Juristas
denunciam FHC por
crime de responsabilidade
O jurista Dalmo Dallari,
ex-diretor e professor titular da Faculdade de Direito da USP,
apresentou denúncia contra FHC por crime de responsabilidade,
que, se for acatada pela Câmara dos Deputados, pode resultar em
processo de impedimento. Junto com os também juristas Fábio
Konder Comparato, Godofredo da Silva Telles Jr., Celso Antônio
Bandeira e Paulo Bonavides, Dallari quer saber por que o
presidente liberou recursos da União para vinte deputados
retirarem as assinaturas do requerimento pela instalação da CPI
da Corrupção, e, em entrevista ao PÚBLICO, justifica a sua
iniciativa alegando que a atitude de FHC desrespeita a Constituição
e a Lei.
PÚBLICO. O que os motivou a
apresentar a denúncia contra FHC?
Dalmo Dallari. Nós todos vimos, pela
imprensa, que o governo federal negociou com vinte deputados
federais a retirada das suas assinaturas do requerimento pela
instalação da CPI da Corrupção, oferecendo em troca a liberação
de recursos orçamentários para os seus respectivos redutos
eleitorais. Além de se tratar de um procedimento condenável, sob
o ponto de vista ético, essa atitude constitui um grande
desrespeito à Constituição Federal e à Lei, uma vez que, com
isso, o presidente da República interfere diretamente na
autonomia de um dos três poderes constituídos — no caso, a do
legislativo federal.
P. Mas FHC alega que a ação se
baseia em noticiários jornalísticos...
DD. Ele teria razão se a informação
fosse isolada, mas, afora a liberação de verbas ter sido notícia
na imprensa, na Internet, vê-se que ela ocorreu justamente às vésperas
da apresentação do pedido de instalação da CPI.
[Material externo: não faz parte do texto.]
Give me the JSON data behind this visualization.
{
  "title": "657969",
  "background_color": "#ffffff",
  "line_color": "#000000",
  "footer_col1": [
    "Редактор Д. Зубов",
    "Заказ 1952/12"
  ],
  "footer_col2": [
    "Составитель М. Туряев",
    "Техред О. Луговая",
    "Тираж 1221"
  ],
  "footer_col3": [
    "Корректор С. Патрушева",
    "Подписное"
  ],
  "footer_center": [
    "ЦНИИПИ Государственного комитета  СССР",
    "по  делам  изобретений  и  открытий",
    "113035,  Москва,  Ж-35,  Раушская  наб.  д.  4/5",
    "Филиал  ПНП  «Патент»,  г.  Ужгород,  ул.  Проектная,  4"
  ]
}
P. Em que pé está a denúncia por
crime de responsabilidade? DD. A Lei n.o 1.079, de 10 de abril de
1950, que trata dessa questão, e o Regimento Interno da Câmara
dos Deputados dizem que essa denúncia deve ser apresentada à
mesa diretora da casa, e o seu presidente — no caso, o deputado
federal Aécio Neves (PSDB-MG) — deve apresentar um parecer, que
tanto pode recomendar pelo arquivamento da denúncia quanto pela
abertura do processo no Plenário da Câmara; no entanto, qualquer
que seja a sua decisão, ela é passível de recurso ao Plenário.
Como o deputado deu parecer favorável ao arquivamento da denúncia,
já apresentamos um recurso contra a decisão, que deverá ser
discutido e votado pelo conjunto dos deputados.
P. Ainda na aprovação da emenda
da reeleição, na qual tinha interesse direto, FHC não foi
acusado de utilizar o mesmo expediente?
DD. Sim. Na época, a imprensa
denunciou alguns deputados e o valor das negociações; o PFL
expulsou dois deputados e Sérgio Motta, então ministro das
Comunicações, foi identificado como principal articulador.
P. FHC, a todo momento, interfere
na autonomia dos demais poderes: no Legislativo, comprando votos e
abusando de medidas provisórias; no Judiciário, o Supremo
Tribunal Federal não contribui para isso?
DD. A nossa suprema corte, é verdade,
tem contribuído para isso, e por diferentes razões. Uma delas é
o fato de, na casa, haver um ministro — Nelson Jobim, que foi
deputado federal pelo PMDB do Rio Grande do Sul — que se
comporta como se o papel que lhe coubesse fosse o de líder do
governo no STF. Há processos que não interessa ao Executivo
federal que sejam votados e que, justamente em virtude dos pedidos
de vistas desse ministro, estão há três anos em tramitação.
P. O presidente, além de revelar
desrespeito à Lei, não revela, também, um abandono dos princípios
que formaram o sociólogo FHC?
DD. As atitudes demonstram isso de
forma definitiva. É por isso que o seu governo ostenta baixos índices
de popularidade e que, dificilmente, o seu partido vai ter sucesso
nas próximas eleições.
P. O fato do servidor público
federal estar há sete anos sem reajuste mostra que o governo não
se preocupa com as demandas sociais?
DD. A política resulta do acordo do
governo com o FMI — que também desrespeita as normas, pois a
Constituição exige que seja aprovado pelo Congresso — e
evidencia o seu descompromisso com o cidadão.